The compiler does not have to use unique areas of memory for each variable in a stack, and as long as it can determine, that the program can not measure the re-use - e.g. checking whether the two variables have the same address, would possibly cause the compiler to ensure they didn't share memory.

Example

int a;
// do some stuff with a.

int b; 
// do some stuff with b.

Assuming that both a and b use stack, they may share the address as the compiler can tell their distinct usage.

Creating an item on the stack is a simple instruction

sub stackPointer, #AmountOfSpaceNeeded

In this example, the amount of space does not affect the speed of allocation.

Creating an item on the heap requires finding some unused area of memory, or "mapping" some new address space in, and takes many times the cost of the one (or two with a frame pointer) instructions for using the heap.

It may also create false-positives on memory checkers, where there is a disagreement about the usable amount of spare memory in an object.

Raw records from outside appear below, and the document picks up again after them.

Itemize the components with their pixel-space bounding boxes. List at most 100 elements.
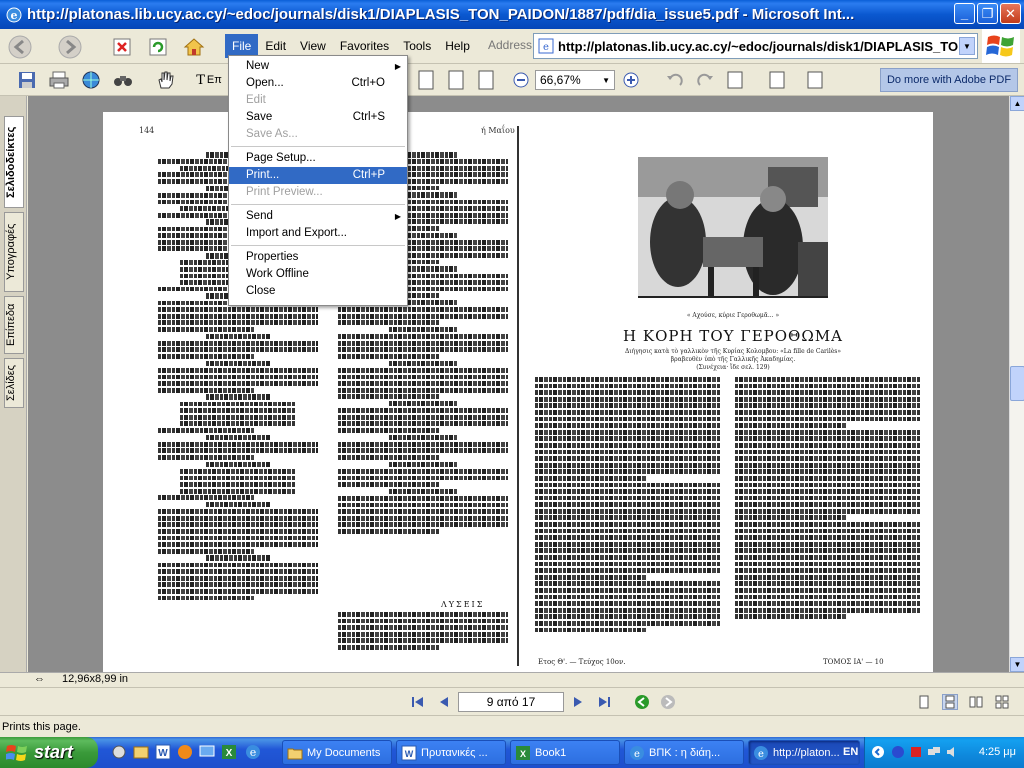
forward-button[interactable]: [56, 33, 84, 61]
menu-item-new[interactable]: New ▶: [229, 58, 407, 75]
page-size-icon: ⇔: [34, 673, 45, 685]
page-number: 144: [139, 126, 155, 135]
last-page-icon[interactable]: [596, 694, 612, 710]
vertical-scrollbar[interactable]: ▲ ▼: [1009, 96, 1024, 672]
scroll-down-icon[interactable]: ▼: [1010, 657, 1024, 672]
hand-tool-button[interactable]: [154, 69, 176, 91]
clock[interactable]: 4:25 μμ: [979, 746, 1016, 758]
task-book1[interactable]: X Book1: [510, 740, 620, 765]
taskbar: start W X e My Documents W Πρυτανικές ..…: [0, 737, 1024, 768]
email-button[interactable]: [80, 69, 102, 91]
go-back-view-icon[interactable]: [634, 694, 650, 710]
bluetooth-icon[interactable]: [891, 745, 905, 759]
start-button[interactable]: start: [0, 737, 98, 768]
home-button[interactable]: [180, 33, 208, 61]
language-indicator[interactable]: EN: [843, 746, 858, 758]
menu-item-print-preview: Print Preview...: [229, 184, 407, 201]
print-button[interactable]: [48, 69, 70, 91]
menu-item-open[interactable]: Open... Ctrl+O: [229, 75, 407, 92]
menu-item-label: Send: [246, 210, 273, 222]
task-bpk-browser[interactable]: e ΒΠΚ : η διάη...: [624, 740, 744, 765]
volume-icon[interactable]: [945, 745, 959, 759]
next-page-icon[interactable]: [570, 694, 586, 710]
quicklaunch-ie-icon[interactable]: e: [244, 743, 262, 761]
menu-item-import-export[interactable]: Import and Export...: [229, 225, 407, 242]
task-word-doc[interactable]: W Πρυτανικές ...: [396, 740, 506, 765]
tab-bookmarks[interactable]: Σελιδοδείκτες: [4, 116, 24, 208]
address-url[interactable]: http://platonas.lib.ucy.ac.cy/~edoc/jour…: [558, 39, 958, 54]
menu-item-label: Properties: [246, 251, 299, 263]
tool-button-b[interactable]: [766, 69, 788, 91]
zoom-out-button[interactable]: [510, 69, 532, 91]
menu-separator: [231, 204, 405, 205]
save-copy-button[interactable]: [16, 69, 38, 91]
navigation-pane-tabs: Σελιδοδείκτες Υπογραφές Επίπεδα Σελίδες: [0, 96, 27, 672]
page-view-button-3[interactable]: [475, 69, 497, 91]
close-button[interactable]: ✕: [1000, 3, 1021, 24]
scroll-up-icon[interactable]: ▲: [1010, 96, 1024, 111]
printer-icon: [49, 71, 69, 89]
quicklaunch-media-icon[interactable]: [176, 743, 194, 761]
menu-item-label: Edit: [246, 94, 266, 106]
minimize-button[interactable]: _: [954, 3, 975, 24]
refresh-icon: [149, 38, 167, 56]
svg-text:X: X: [520, 749, 526, 759]
previous-page-icon[interactable]: [436, 694, 452, 710]
menu-item-label: Save: [246, 111, 273, 123]
scrollbar-thumb[interactable]: [1010, 366, 1024, 401]
menu-item-work-offline[interactable]: Work Offline: [229, 266, 407, 283]
facing-layout-icon[interactable]: [968, 694, 984, 710]
page-view-button-2[interactable]: [445, 69, 467, 91]
rotate-left-button[interactable]: [664, 69, 686, 91]
zoom-dropdown-icon[interactable]: ▼: [602, 76, 610, 85]
single-page-layout-icon[interactable]: [916, 694, 932, 710]
page-tool-icon: [807, 71, 823, 89]
tab-signatures[interactable]: Υπογραφές: [4, 212, 24, 292]
quicklaunch-explorer-icon[interactable]: [132, 743, 150, 761]
tool-button-c[interactable]: [804, 69, 826, 91]
menu-item-save[interactable]: Save Ctrl+S: [229, 109, 407, 126]
select-text-button[interactable]: T Επ: [190, 69, 228, 91]
tab-pages[interactable]: Σελίδες: [4, 358, 24, 408]
tool-button-a[interactable]: [724, 69, 746, 91]
tray-chevron-icon[interactable]: [871, 745, 885, 759]
zoom-field[interactable]: 66,67% ▼: [535, 70, 615, 90]
menu-item-label: Open...: [246, 77, 284, 89]
address-label: Address: [488, 38, 533, 52]
menu-item-close[interactable]: Close: [229, 283, 407, 300]
search-button[interactable]: [112, 69, 134, 91]
antivirus-icon[interactable]: [909, 745, 923, 759]
stop-button[interactable]: [108, 33, 136, 61]
continuous-facing-layout-icon[interactable]: [994, 694, 1010, 710]
rotate-right-button[interactable]: [694, 69, 716, 91]
menu-help[interactable]: Help: [438, 34, 477, 58]
task-my-documents[interactable]: My Documents: [282, 740, 392, 765]
refresh-button[interactable]: [144, 33, 172, 61]
back-button[interactable]: [6, 33, 34, 61]
menu-item-label: Close: [246, 285, 276, 297]
network-icon[interactable]: [927, 745, 941, 759]
page-number-field[interactable]: 9 από 17: [458, 692, 564, 712]
adobe-pdf-button[interactable]: Do more with Adobe PDF: [880, 68, 1018, 92]
address-dropdown-icon[interactable]: ▼: [959, 37, 975, 55]
menu-item-properties[interactable]: Properties: [229, 249, 407, 266]
maximize-button[interactable]: ❐: [977, 3, 998, 24]
tab-layers[interactable]: Επίπεδα: [4, 296, 24, 354]
document-view[interactable]: 144 ή Μαΐου ΛΥΣΕΙΣ « Αχούσε, κύριε Γεροθ…: [28, 96, 1009, 672]
menu-item-page-setup[interactable]: Page Setup...: [229, 150, 407, 167]
quicklaunch-desktop-icon[interactable]: [198, 743, 216, 761]
internet-explorer-icon: e: [6, 7, 22, 22]
first-page-icon[interactable]: [410, 694, 426, 710]
quicklaunch-settings-icon[interactable]: [110, 743, 128, 761]
address-bar[interactable]: e http://platonas.lib.ucy.ac.cy/~edoc/jo…: [533, 33, 978, 59]
menu-item-send[interactable]: Send ▶: [229, 208, 407, 225]
continuous-layout-icon[interactable]: [942, 694, 958, 710]
quicklaunch-word-icon[interactable]: W: [154, 743, 172, 761]
menu-item-print[interactable]: Print... Ctrl+P: [229, 167, 407, 184]
quicklaunch-excel-icon[interactable]: X: [220, 743, 238, 761]
page-view-button-1[interactable]: [415, 69, 437, 91]
page-tool-icon: [769, 71, 785, 89]
go-forward-view-icon[interactable]: [660, 694, 676, 710]
footer-right: ΤΟΜΟΣ ΙΑ' — 10: [823, 658, 884, 666]
zoom-in-button[interactable]: [620, 69, 642, 91]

So there is little value in the optimization of using a location in the heap, to save storage on the stack, as

1. Not all functions use the heap
2. There is no time saving in using just the heap
3. The code mechanisms behind the heap may perform measurement (buffer-overrun detection), which results in the compiler breaking the as-if rule.
4. As well as determining that the space is unused, the compiler would also need to determine that the life of the memory was correct, as heap objects can be destroyed before a function/block of code finishes.